Photo by Norton Gusky
Students were divided into ten teams and each child was given a specific job. Input and Output Programmers designed Scratch programs while the Material Engineers focused on creating a marble track. Captains interacted with other teams to figure out the best way to connect their machines and Design Specialists worked on the visual appeal of the projects.
Given cardboard and other recyclables, students were asked to create a track that could carry a marble from one end of the table to the other. While that was a challenge in itself, the students added even more to their machines by creating a means for the physical elements to interact with computer software. Ms. Unger explained that although specific designs varied from group to group, a typical machine incorporated a motion sensor. After the marble activated the sensor, the computer started a short Scratch animation. When the animation ended, a motor hooked up to the other side of the computer propelled a different marble back in motion and it continued down the track.
At the end of the GameJam, students gathered together and watched with eager anticipation as each group tested out their machines. For Prateek Jukalkar, a middle school student who served as a team captain, “The best thing about Game Jam was when we got to see everybody’s completed projects at the end!”

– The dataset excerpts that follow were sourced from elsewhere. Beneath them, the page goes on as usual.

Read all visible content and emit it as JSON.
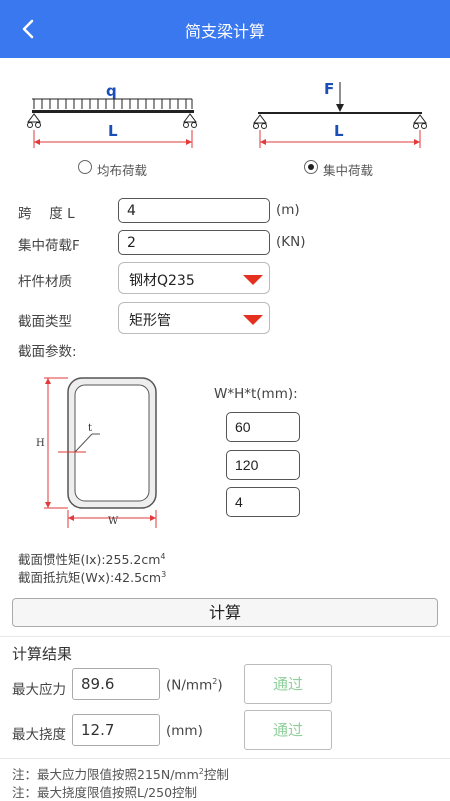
{
  "header": {
    "title": "简支梁计算"
  },
  "diagrams": {
    "uniform": {
      "load_symbol": "q",
      "length_symbol": "L",
      "option_label": "均布荷载",
      "selected": false
    },
    "point": {
      "load_symbol": "F",
      "length_symbol": "L",
      "option_label": "集中荷载",
      "selected": true
    }
  },
  "form": {
    "span": {
      "label": "跨　 度 L",
      "value": "4",
      "unit": "(m)"
    },
    "load": {
      "label": "集中荷载F",
      "value": "2",
      "unit": "(KN)"
    },
    "material": {
      "label": "杆件材质",
      "value": "钢材Q235"
    },
    "section_type": {
      "label": "截面类型",
      "value": "矩形管"
    },
    "section_params_label": "截面参数:"
  },
  "section": {
    "dims_label": "W*H*t(mm):",
    "w": "60",
    "h": "120",
    "t": "4",
    "label_t": "t",
    "label_h": "H",
    "label_w": "W",
    "inertia_prefix": "截面惯性矩(Ix):255.2cm",
    "inertia_exp": "4",
    "modulus_prefix": "截面抵抗矩(Wx):42.5cm",
    "modulus_exp": "3"
  },
  "calc_button": "计算",
  "results": {
    "title": "计算结果",
    "stress": {
      "label": "最大应力",
      "value": "89.6",
      "unit_prefix": "(N/mm",
      "unit_exp": "2",
      "unit_suffix": ")",
      "status": "通过"
    },
    "deflection": {
      "label": "最大挠度",
      "value": "12.7",
      "unit": "(mm)",
      "status": "通过"
    }
  },
  "notes": {
    "line1_prefix": "注：最大应力限值按照215N/mm",
    "line1_exp": "2",
    "line1_suffix": "控制",
    "line2": "注：最大挠度限值按照L/250控制"
  },
  "colors": {
    "header": "#3a78f0",
    "caret": "#e53020",
    "dimension": "#e23a3a",
    "pass": "#8fd09a"
  }
}
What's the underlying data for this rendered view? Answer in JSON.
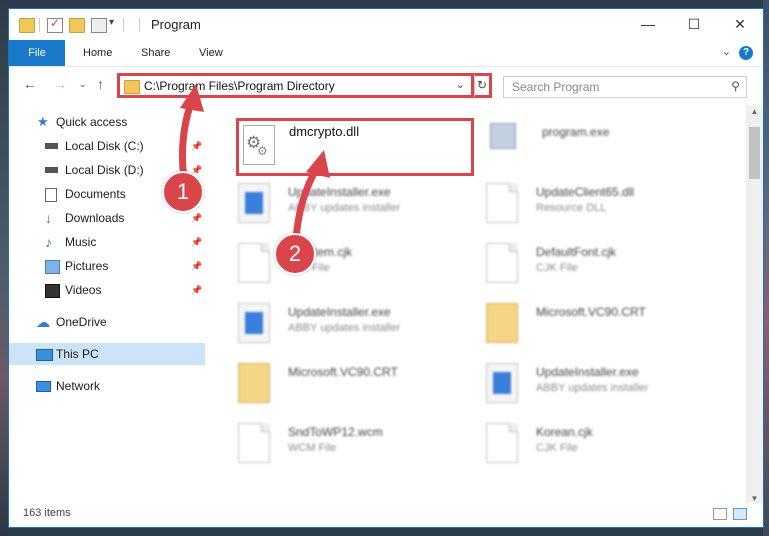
{
  "window": {
    "title": "Program"
  },
  "ribbon": {
    "tabs": [
      "File",
      "Home",
      "Share",
      "View"
    ],
    "help_glyph": "?"
  },
  "nav": {
    "address": "C:\\Program Files\\Program Directory",
    "search_placeholder": "Search Program"
  },
  "sidebar": {
    "items": [
      {
        "label": "Quick access",
        "icon": "star-icon"
      },
      {
        "label": "Local Disk (C:)",
        "icon": "drive-icon",
        "pinned": true
      },
      {
        "label": "Local Disk (D:)",
        "icon": "drive-icon",
        "pinned": true
      },
      {
        "label": "Documents",
        "icon": "documents-icon",
        "pinned": true
      },
      {
        "label": "Downloads",
        "icon": "downloads-icon",
        "pinned": true
      },
      {
        "label": "Music",
        "icon": "music-icon",
        "pinned": true
      },
      {
        "label": "Pictures",
        "icon": "pictures-icon",
        "pinned": true
      },
      {
        "label": "Videos",
        "icon": "videos-icon",
        "pinned": true
      },
      {
        "label": "OneDrive",
        "icon": "onedrive-icon"
      },
      {
        "label": "This PC",
        "icon": "pc-icon",
        "selected": true
      },
      {
        "label": "Network",
        "icon": "network-icon"
      }
    ]
  },
  "files": [
    {
      "name": "dmcrypto.dll",
      "type": "",
      "icon": "dll-gear-icon",
      "highlighted": true
    },
    {
      "name": "program.exe",
      "type": "",
      "icon": "exe-icon"
    },
    {
      "name": "UpdateInstaller.exe",
      "type": "ABBY updates installer",
      "icon": "installer-icon"
    },
    {
      "name": "UpdateClient65.dll",
      "type": "Resource DLL",
      "icon": "dll-icon"
    },
    {
      "name": "Asystem.cjk",
      "type": "CJK File",
      "icon": "document-icon"
    },
    {
      "name": "DefaultFont.cjk",
      "type": "CJK File",
      "icon": "document-icon"
    },
    {
      "name": "UpdateInstaller.exe",
      "type": "ABBY updates installer",
      "icon": "installer-icon"
    },
    {
      "name": "Microsoft.VC90.CRT",
      "type": "",
      "icon": "folder-icon"
    },
    {
      "name": "Microsoft.VC90.CRT",
      "type": "",
      "icon": "folder-icon"
    },
    {
      "name": "UpdateInstaller.exe",
      "type": "ABBY updates installer",
      "icon": "installer-icon"
    },
    {
      "name": "SndToWP12.wcm",
      "type": "WCM File",
      "icon": "document-icon"
    },
    {
      "name": "Korean.cjk",
      "type": "CJK File",
      "icon": "document-icon"
    }
  ],
  "status": {
    "items_count": "163 items"
  },
  "callouts": {
    "step1": "1",
    "step2": "2"
  },
  "colors": {
    "accent": "#1979ca",
    "callout": "#d9454a",
    "selection": "#cce4f7"
  }
}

Aileen Owens, Director of Technology and Innovation for South Fayette School District, explained, “GameJam was more than a computer programming and engineering challenge, it was a team building exercise that brought students together in a way that very naturally built a positive community spirit among participating schools. It was heart-warming to see the energy and excitement students shared as they worked together for the first time to create their unique machine.”
Although students did not know each other at the beginning of the day, everyone made new friends after eating lunch and working together. Fifth grader Krit Verma explained, “It was neat to get to work with students from other schools. The activities we completed were challenging, but it was nice because there were always teachers there that could help when needed.”
Photo by Norton Gusky
“I liked all the different activities that they had us do, like the roller coaster where two different teams had to connect. But most importantly, I like how we were programming in Scratch,” said fifth grader Connor Hammer.

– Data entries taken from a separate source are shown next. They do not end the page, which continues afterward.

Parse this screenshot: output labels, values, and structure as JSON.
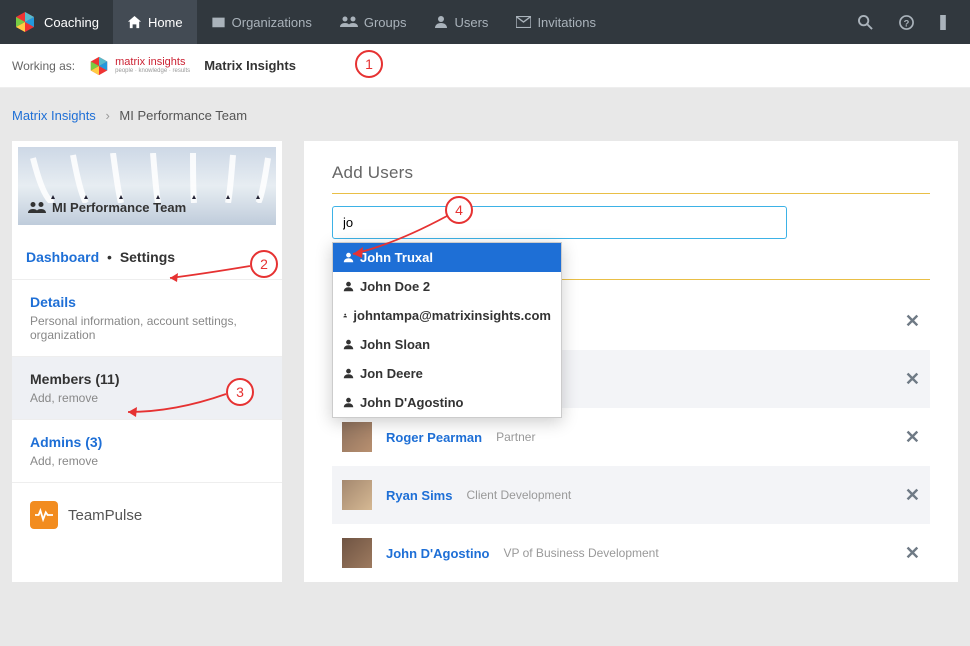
{
  "brand": "Coaching",
  "nav": {
    "home": "Home",
    "orgs": "Organizations",
    "groups": "Groups",
    "users": "Users",
    "invitations": "Invitations"
  },
  "working_as": {
    "label": "Working as:",
    "logo_text_top": "matrix insights",
    "logo_text_sub": "people · knowledge · results",
    "active": "Matrix Insights"
  },
  "breadcrumb": {
    "root": "Matrix Insights",
    "current": "MI Performance Team"
  },
  "sidebar": {
    "team_name": "MI Performance Team",
    "tabs": {
      "dashboard": "Dashboard",
      "settings": "Settings"
    },
    "details": {
      "title": "Details",
      "sub": "Personal information, account settings, organization"
    },
    "members": {
      "title": "Members (11)",
      "sub": "Add, remove"
    },
    "admins": {
      "title": "Admins (3)",
      "sub": "Add, remove"
    },
    "teampulse": "TeamPulse"
  },
  "main": {
    "heading": "Add Users",
    "search_value": "jo",
    "dropdown": [
      "John Truxal",
      "John Doe 2",
      "johntampa@matrixinsights.com",
      "John Sloan",
      "Jon Deere",
      "John D'Agostino"
    ],
    "rows": [
      {
        "name": "",
        "role": ""
      },
      {
        "name": "",
        "role": ""
      },
      {
        "name": "Roger Pearman",
        "role": "Partner"
      },
      {
        "name": "Ryan Sims",
        "role": "Client Development"
      },
      {
        "name": "John D'Agostino",
        "role": "VP of Business Development"
      }
    ]
  },
  "annotations": {
    "n1": "1",
    "n2": "2",
    "n3": "3",
    "n4": "4"
  }
}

Learning and fun went hand-in-hand, as GameJammer Jessica Stabile said, “I learned how to accomplish something really creative, but did it in a way that was fun to do. My favorite part of it all was that we were completing designs without any instruction. There was not an adult saying, ‘You have to use this piece and follow these steps.’ Instead, the design was our choice – we could build anything we wanted with the supplies that were available.”

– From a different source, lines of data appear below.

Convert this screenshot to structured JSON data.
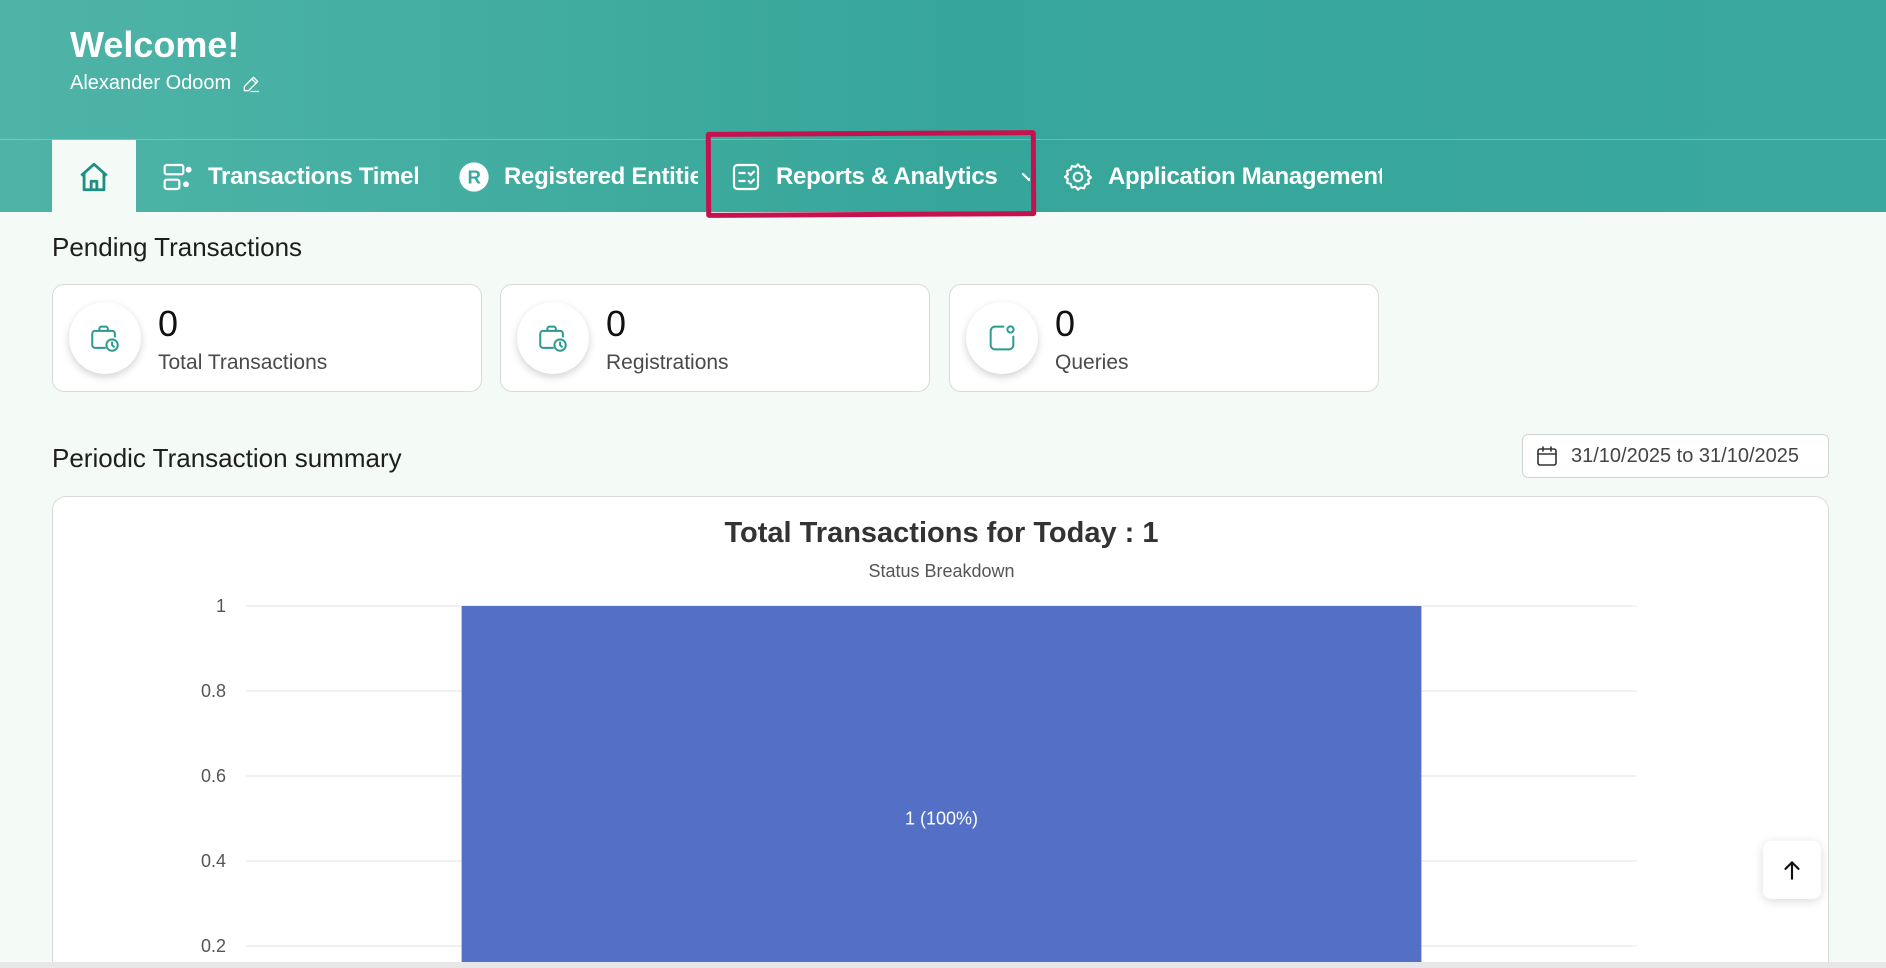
{
  "header": {
    "welcome": "Welcome!",
    "user_name": "Alexander Odoom",
    "edit_icon": "pencil-icon"
  },
  "nav": {
    "items": [
      {
        "label": "",
        "icon": "home-icon",
        "active": true
      },
      {
        "label": "Transactions Timeline",
        "icon": "timeline-icon"
      },
      {
        "label": "Registered Entities",
        "icon": "registered-r-icon"
      },
      {
        "label": "Reports & Analytics",
        "icon": "report-checklist-icon",
        "has_dropdown": true
      },
      {
        "label": "Application Management",
        "icon": "gear-icon"
      }
    ]
  },
  "pending": {
    "title": "Pending Transactions",
    "cards": [
      {
        "count": "0",
        "label": "Total Transactions",
        "icon": "briefcase-clock-icon"
      },
      {
        "count": "0",
        "label": "Registrations",
        "icon": "briefcase-clock-icon"
      },
      {
        "count": "0",
        "label": "Queries",
        "icon": "notification-square-icon"
      }
    ]
  },
  "periodic": {
    "title": "Periodic Transaction summary",
    "date_range": "31/10/2025 to 31/10/2025"
  },
  "chart_data": {
    "type": "bar",
    "title": "Total Transactions for Today : 1",
    "subtitle": "Status Breakdown",
    "categories": [
      ""
    ],
    "values": [
      1
    ],
    "data_labels": [
      "1 (100%)"
    ],
    "yticks": [
      "1",
      "0.8",
      "0.6",
      "0.4",
      "0.2"
    ],
    "ylim": [
      0,
      1
    ],
    "grid": true,
    "bar_color": "#5470c6"
  },
  "colors": {
    "header": "#3aa89c",
    "accent": "#2b9b8e",
    "highlight": "#c4124f",
    "background": "#f4faf5"
  }
}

The sentiment of the students was shared by MACS teacher Mrs. Lauren Kruk, who stated that “The day was an incredible opportunity for all students to work together as a team, using the skills they had gained over the course of the program to accomplish a perfect culminating activity. The entire room was filled with engaged students who were passionate and creative. It was one of the most inspiring days of my teaching career so far, and I felt blessed to witness such a wonderful display of learning.”
Reflecting on GameJam, Greg Wensell, South Fayette Intermediate School Prinicpal, explained, “GameJam was a wonderful experience for our students in many ways. It allowed them to utilize some of the technical skills they have learned this year through our STEAM initiatives. Perhaps more importantly though, GameJam provided our students with the chance to collaborate with other students and generate unique solutions to a particular challenge. As educators, we need to develop more and more learning tasks like GameJam for our students.”
Dr. Trisha Craig, Director of Curriculum at Fort Cherry School District, agreed and summed up the event by saying, “The students tackled a complex problem in a short amount of time – dealing effectively with the social, organizational, logistical, programming, and design issues that were set forth. They made new friends and developed confidence in their own abilities. It was a memorable experience for them, one that they will be talking about for a long time.”
Aileen Owens is Director of Technology and Innovation at South Fayette School District. Her focus is on building computational thinking and creativity in the K-12 curriculum. Aileen introduced Scratch computer programming to the 5th, 6th, and 7th grade curriculum.